I believe that, especially with a good guide, travel can be transformative and richly experiential…both a political act and a spiritual act. It forces people to grow, to deal with others who see things differently, to get out of their comfort zones, and to grapple with their own ethnocentricity and hang-ups. While people don’t generally sign up for a tour thinking they are investing in the growing pains of a broader perspective, I encourage my guides — like a loving parent who works to broaden a child’s palate — to thoughtfully set up experiences that can pry open a little wider the hometown blinders of an American traveler. Recently, one of our guides (who happens to be an American) shared this fascinating experience relating to health care in France. Here’s her report:
When I’m leading a tour in France, I always give a talk on the French tax, education, and health care systems. When speaking to a tour group — many of whom are relatively well-off, middle-aged Americans — these subjects can be a little controversial…even taboo. But I believe these issues are essential for anyone hoping to understand contemporary French society and culture.
The French pay lots of taxes for social programs. These taxes allow for “free” universal health care (not socialized medicine, but rather a quasi-private system overseen by the government — rated #1 in the world by the World Health Organization) and “free” education through the university level for all French citizens. Of course, health care and education are not free — they are paid for collectively by the entire society through taxes.
The French, in general, believe this is a good system. As is the case with other Europeans, they are not eager to pay high taxes (the French pay about 30 percent income tax, plus about 20 percent sales tax). But they have high expectations for the programs their taxes pay for, and they generally embrace the system. The French see their tax dollars at work each time they go to the doctor of their choosing and pay only a small co-pay (about $20); when they don’t have to worry whether they can afford their cancer treatment; and when they don’t have to ask, “How will I pay for higher education for my child?” No one in France is in debt because they have cancer or because they went to school to become a teacher.

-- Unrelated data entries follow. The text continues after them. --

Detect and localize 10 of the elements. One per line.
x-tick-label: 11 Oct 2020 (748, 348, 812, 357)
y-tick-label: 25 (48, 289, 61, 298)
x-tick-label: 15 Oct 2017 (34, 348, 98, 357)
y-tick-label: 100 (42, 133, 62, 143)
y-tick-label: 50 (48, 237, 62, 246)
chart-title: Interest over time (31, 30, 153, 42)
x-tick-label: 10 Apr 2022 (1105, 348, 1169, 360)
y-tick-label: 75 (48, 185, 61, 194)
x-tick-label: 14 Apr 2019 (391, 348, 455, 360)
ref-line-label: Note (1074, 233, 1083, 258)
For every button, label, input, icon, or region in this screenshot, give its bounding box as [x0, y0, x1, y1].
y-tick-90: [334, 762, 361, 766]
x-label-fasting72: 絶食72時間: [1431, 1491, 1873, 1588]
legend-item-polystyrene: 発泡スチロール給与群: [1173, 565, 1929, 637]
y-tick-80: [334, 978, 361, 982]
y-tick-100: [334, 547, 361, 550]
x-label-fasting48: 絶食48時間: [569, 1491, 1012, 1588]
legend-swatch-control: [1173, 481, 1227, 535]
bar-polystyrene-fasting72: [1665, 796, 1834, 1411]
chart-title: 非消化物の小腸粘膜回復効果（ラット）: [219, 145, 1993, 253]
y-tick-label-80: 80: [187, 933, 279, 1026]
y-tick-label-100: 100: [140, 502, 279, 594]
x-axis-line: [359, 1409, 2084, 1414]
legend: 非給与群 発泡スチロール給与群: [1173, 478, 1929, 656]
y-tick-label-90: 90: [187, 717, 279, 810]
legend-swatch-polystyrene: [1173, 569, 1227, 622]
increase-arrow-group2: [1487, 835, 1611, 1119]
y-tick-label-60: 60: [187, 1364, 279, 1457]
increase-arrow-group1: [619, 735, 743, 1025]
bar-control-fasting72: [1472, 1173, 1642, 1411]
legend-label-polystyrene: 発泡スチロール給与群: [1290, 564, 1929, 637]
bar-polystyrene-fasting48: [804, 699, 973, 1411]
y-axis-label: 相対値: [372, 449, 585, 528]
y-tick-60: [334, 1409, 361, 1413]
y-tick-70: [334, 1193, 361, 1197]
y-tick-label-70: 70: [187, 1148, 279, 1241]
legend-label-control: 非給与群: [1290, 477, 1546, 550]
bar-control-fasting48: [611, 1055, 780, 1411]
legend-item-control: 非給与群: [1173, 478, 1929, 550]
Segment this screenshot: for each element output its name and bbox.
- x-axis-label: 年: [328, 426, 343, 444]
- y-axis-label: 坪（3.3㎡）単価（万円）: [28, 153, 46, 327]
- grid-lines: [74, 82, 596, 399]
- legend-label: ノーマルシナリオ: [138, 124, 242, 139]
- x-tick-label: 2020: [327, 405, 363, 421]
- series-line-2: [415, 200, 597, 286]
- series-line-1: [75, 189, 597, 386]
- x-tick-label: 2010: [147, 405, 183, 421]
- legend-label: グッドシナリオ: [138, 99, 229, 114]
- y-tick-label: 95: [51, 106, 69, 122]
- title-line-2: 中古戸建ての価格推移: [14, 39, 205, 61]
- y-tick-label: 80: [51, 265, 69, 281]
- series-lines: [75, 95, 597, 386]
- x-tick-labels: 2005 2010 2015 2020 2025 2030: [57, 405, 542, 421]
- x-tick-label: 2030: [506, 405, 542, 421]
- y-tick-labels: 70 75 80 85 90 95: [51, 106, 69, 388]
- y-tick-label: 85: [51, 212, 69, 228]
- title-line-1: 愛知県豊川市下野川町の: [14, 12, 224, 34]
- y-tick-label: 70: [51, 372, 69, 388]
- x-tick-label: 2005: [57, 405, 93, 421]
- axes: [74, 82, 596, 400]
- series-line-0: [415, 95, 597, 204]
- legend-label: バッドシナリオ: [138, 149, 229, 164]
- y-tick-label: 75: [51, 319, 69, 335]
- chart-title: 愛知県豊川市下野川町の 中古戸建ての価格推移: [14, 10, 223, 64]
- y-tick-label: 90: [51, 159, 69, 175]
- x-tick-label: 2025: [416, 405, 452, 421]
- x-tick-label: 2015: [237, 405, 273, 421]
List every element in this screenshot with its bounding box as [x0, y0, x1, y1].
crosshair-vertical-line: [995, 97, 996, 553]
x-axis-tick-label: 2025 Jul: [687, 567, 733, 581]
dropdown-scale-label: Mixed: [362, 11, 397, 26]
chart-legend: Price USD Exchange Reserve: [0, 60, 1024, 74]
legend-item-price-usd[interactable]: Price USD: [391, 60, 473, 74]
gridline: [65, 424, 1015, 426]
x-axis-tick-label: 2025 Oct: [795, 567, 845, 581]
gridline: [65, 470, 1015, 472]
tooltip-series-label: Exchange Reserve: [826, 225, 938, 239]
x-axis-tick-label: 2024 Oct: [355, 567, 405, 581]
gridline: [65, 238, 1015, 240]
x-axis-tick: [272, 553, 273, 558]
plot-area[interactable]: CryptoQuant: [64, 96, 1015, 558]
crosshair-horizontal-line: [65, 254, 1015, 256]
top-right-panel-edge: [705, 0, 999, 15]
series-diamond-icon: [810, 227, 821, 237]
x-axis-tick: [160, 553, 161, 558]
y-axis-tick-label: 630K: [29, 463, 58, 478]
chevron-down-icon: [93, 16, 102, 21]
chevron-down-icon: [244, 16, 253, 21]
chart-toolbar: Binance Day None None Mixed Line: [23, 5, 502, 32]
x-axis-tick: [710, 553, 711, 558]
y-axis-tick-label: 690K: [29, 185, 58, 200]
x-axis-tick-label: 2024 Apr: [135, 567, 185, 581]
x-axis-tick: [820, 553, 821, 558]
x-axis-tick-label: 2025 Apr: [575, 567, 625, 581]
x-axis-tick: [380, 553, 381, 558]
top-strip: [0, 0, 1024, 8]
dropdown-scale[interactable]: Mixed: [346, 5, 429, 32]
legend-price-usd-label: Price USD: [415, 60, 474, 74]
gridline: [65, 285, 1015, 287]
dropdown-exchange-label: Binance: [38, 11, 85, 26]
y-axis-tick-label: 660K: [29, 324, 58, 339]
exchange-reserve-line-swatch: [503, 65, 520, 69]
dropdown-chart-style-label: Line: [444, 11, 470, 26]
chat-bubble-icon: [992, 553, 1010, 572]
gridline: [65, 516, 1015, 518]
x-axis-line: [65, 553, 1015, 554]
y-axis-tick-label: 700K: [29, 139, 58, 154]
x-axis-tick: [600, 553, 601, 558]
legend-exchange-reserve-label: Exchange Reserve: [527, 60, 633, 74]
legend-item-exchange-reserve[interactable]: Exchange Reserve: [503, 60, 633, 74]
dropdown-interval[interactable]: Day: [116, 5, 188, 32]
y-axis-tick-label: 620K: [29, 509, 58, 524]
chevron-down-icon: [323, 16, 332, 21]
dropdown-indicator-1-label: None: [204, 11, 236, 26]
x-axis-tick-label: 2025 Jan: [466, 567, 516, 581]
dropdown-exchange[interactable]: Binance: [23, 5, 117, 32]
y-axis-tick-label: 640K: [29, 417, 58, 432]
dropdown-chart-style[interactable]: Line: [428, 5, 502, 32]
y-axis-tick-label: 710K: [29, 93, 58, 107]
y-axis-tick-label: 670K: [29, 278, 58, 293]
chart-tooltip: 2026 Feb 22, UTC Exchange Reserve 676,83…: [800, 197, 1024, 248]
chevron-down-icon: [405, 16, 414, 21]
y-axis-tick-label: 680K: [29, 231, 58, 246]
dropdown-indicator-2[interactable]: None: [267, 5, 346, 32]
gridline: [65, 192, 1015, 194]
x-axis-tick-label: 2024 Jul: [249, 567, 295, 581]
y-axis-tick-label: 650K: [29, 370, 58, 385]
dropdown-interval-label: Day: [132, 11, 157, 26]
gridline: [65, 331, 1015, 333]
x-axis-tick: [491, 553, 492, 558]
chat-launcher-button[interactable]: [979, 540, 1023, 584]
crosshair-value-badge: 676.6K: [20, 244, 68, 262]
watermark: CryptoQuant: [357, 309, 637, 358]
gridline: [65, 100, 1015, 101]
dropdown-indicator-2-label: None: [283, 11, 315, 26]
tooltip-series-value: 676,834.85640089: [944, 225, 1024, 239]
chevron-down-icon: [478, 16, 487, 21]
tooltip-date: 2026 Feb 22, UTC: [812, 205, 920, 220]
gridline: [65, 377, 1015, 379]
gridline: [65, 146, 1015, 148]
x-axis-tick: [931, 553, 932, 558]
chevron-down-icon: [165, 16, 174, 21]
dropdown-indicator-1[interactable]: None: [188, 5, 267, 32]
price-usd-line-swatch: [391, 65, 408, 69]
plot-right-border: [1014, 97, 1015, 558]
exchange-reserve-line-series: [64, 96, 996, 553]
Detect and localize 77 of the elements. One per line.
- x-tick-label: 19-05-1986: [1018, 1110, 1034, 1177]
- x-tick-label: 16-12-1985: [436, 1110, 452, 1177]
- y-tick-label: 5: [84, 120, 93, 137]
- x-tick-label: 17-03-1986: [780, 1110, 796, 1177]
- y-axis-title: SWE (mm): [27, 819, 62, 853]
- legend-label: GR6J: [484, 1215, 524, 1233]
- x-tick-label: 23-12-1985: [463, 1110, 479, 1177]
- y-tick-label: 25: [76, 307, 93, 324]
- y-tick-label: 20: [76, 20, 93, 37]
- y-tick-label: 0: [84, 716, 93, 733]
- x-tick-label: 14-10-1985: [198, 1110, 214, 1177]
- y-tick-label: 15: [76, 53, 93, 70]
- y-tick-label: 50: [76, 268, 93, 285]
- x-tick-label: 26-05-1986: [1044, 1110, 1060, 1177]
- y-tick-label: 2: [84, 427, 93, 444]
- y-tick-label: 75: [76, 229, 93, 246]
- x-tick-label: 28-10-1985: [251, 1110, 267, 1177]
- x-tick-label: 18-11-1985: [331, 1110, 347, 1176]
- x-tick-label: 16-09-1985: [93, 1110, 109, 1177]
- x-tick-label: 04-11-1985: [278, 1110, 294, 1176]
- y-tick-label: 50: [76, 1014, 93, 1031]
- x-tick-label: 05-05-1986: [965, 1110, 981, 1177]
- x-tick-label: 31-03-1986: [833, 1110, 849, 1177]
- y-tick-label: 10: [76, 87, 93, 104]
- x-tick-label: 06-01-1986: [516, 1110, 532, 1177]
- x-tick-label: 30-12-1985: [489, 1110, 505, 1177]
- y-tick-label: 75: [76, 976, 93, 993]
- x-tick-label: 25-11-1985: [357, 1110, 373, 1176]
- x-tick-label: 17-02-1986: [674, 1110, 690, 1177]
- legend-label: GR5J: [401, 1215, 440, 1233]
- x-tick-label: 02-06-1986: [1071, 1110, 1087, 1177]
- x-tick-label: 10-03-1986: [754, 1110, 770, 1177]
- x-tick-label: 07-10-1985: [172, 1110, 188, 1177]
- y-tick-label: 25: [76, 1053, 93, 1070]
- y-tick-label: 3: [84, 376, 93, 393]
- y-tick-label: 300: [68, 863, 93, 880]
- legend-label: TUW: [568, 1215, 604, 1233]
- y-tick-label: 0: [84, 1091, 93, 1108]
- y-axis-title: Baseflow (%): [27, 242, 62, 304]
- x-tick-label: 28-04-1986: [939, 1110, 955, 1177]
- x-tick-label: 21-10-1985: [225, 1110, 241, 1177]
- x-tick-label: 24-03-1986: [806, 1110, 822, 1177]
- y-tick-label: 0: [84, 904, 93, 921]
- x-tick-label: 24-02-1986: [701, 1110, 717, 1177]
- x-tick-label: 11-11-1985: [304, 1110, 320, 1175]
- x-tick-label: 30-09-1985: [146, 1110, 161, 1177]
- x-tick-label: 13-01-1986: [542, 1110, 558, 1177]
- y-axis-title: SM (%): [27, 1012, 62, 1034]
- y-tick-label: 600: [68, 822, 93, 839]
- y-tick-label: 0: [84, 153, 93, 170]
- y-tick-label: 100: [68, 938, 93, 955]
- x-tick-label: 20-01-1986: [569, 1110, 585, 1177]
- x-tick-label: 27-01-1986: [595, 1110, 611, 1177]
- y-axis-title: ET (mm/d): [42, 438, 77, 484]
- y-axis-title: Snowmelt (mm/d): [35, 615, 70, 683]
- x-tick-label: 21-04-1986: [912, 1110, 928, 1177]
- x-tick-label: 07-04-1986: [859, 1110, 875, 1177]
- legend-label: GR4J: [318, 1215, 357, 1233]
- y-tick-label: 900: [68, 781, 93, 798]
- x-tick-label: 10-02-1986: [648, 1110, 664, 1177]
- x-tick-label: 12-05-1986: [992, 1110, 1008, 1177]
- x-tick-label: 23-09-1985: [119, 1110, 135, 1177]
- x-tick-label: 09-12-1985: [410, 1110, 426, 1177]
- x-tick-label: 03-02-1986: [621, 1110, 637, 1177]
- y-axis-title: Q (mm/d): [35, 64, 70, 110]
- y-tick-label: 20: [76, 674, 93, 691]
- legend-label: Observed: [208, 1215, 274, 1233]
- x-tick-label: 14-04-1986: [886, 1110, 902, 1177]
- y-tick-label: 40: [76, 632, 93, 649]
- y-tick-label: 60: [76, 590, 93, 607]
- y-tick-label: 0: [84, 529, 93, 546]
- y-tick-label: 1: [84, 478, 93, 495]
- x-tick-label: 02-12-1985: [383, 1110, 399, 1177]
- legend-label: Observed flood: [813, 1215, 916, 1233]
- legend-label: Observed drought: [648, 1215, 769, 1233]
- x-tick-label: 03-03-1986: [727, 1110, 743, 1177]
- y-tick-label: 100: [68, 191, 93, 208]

When I explain this to my tour members, I let them know that I don’t think the French system is perfect, and neither do the French. It’s expensive. There is abuse. And some people fall through the cracks. But I believe that when our tax, health care, and education expenses are added together, we Americans end up paying more for less. The French, by their communal nature, prefer the collective approach — life with more taxes and without the economic stress that we treat as normal. I graduated from the University of Washington owing $30,000, and my parents owed even more. My 30-year-old brother, who is self-employed with no insurance, fell off his bike and had to wait more than six hours to be seen in the emergency room. He was billed $7,000 for that visit. My underinsured father had quadruple bypass heart surgery and had to file for bankruptcy because he couldn’t pay his medical bills.
Rick Steves groups are filled with people of all political stripes, but nearly everyone is rational, open-minded, and willing to respect (if not agree with) the opinions of others. But on a recent tour, a few of my tour members were angered that I would “talk positively about socialism” (as they put it). One couple (I’ll call them Jane and John) said they vehemently disagreed with everything I said — not just my opinions, which I could understand, but even the facts and statistics I had cited, and the personal French accounts I’d collected. Jane insisted that no one could be happy living in a system where one is responsible for carrying the weight of their neighbor.
The next morning, when I went down to breakfast, Jane and John weren’t anywhere to be found. Finally
John appeared looking like he’d seen a ghost — like he hadn’t slept all night. Turns out he hadn’t. Jane had suffered a severe medical problem the night before, but she wouldn’t let John come get me to help — she refused to see a doctor in France. I went to see Jane and convinced her to go to the hospital. When we got there, she was seen within two minutes of walking through the door, they were giving her tests within five minutes, and after ten minutes, she felt comfortable enough with the quality of care that she told me I didn’t need to stay.
I went back when it was time for Jane to be discharged. Fortunately, her condition had not caused long-term damage, and with medication she’d be able to return home to follow up with her own doctors. But John was struggling to sort things out with the discharge nurse. I translated the nurse’s explanation that she couldn’t accept their US insurance information — in fact, there was nothing to pay. John turned to me and said, “Do you know how much this overnight stay would cost in the US? This is crazy! Are you sure I don’t have to pay?” Determined to “pay their own way,” John and Jane took out their credit card. After some convincing, I persuaded the nurse to charge them a small “donation” of about $200.
I’m so thankful Jane was able to walk away from the incident. And I also hope that maybe their experience opened their minds a bit. We don’t need to embrace European social ethics. But we should be open to learning about them and respecting people who choose to design caring societies a little differently than ours.